Strong lamps shine down from the ceiling like the sun on a brooding summer day.
Shimmering silver foil on the walls reflects the glistening light in all directions.
Thomas Altmann strolls to a dozen or so ripe rape plants that stand in boxes in the middle of the high room with their leaves hanging down.
The withered-looking plants are an excellent symbol of the real purpose of the hall.
"We can simulate the climate of the future here," says Altmann, Head of the Molecular Genetics Department at the Leibniz Institute for Plant Genetics and Crop Plant Research (IPK).
Experts in this country expect more heat, more drought and more severe storms in the wake of climate change.

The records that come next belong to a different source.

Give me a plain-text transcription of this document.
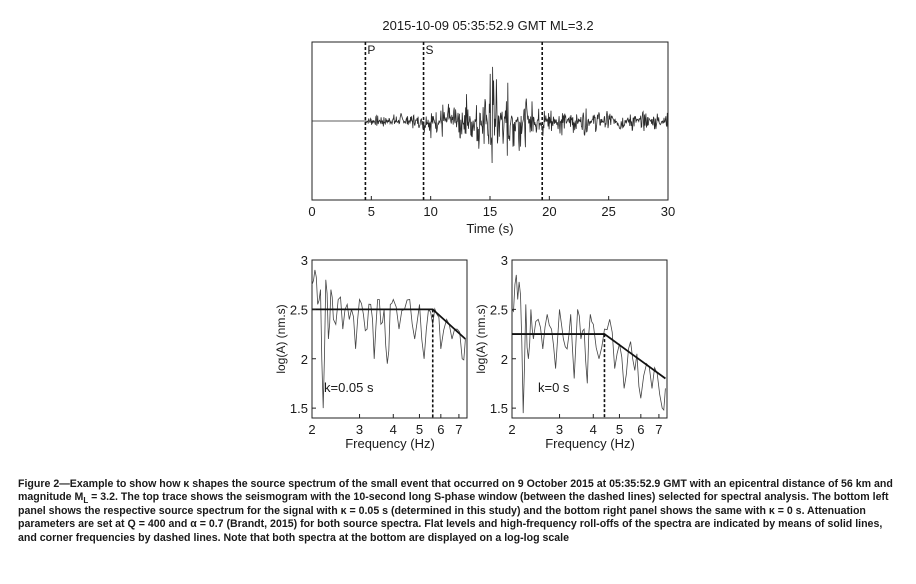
2015-10-09 05:35:52.9 GMT ML=3.2
P	S
0	5	10	15	20	25	30
Time (s)
2	3 4 5 6 7
1.5
2
2.5
3
k=0.05 s
Frequency (Hz)
log(A) (nm.s)
2	3 4 5 6 7
1.5
2
2.5
3
k=0 s
Frequency (Hz)
log(A) (nm.s)

Figure 2—Example to show how κ shapes the source spectrum of the small event that occurred on 9 October 2015 at 05:35:52.9 GMT with an epicentral distance of 56 km and magnitude $M_L = 3.2$. The top trace shows the seismogram with the 10-second long S-phase window (between the dashed lines) selected for spectral analysis. The bottom left panel shows the respective source spectrum for the signal with κ = 0.05 s (determined in this study) and the bottom right panel shows the same with κ = 0 s. Attenuation parameters are set at Q = 400 and α = 0.7 (Brandt, 2015) for both source spectra. Flat levels and high-frequency roll-offs of the spectra are indicated by means of solid lines, and corner frequencies by dashed lines. Note that both spectra at the bottom are displayed on a log-log scale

Thanks to the futuristic plant culture hall in the province of Saxony-Anhalt, researchers can find out what this could mean for farmers.
Climate change affects agriculture like hardly any other branch of the economy.
Rising temperatures, drought, changed vegetation seasons and extreme weather threaten and change crop production and livestock breeding worldwide.
At the same time, the agricultural sector causes around 12 percent of global greenhouse gas emissions.
In Germany it is more than 8 percent, the consequences of animal feed imports, for example of soy from South America, are not counted.
Global warming and food security are directly related - via a mechanism that could plunge humanity into disaster.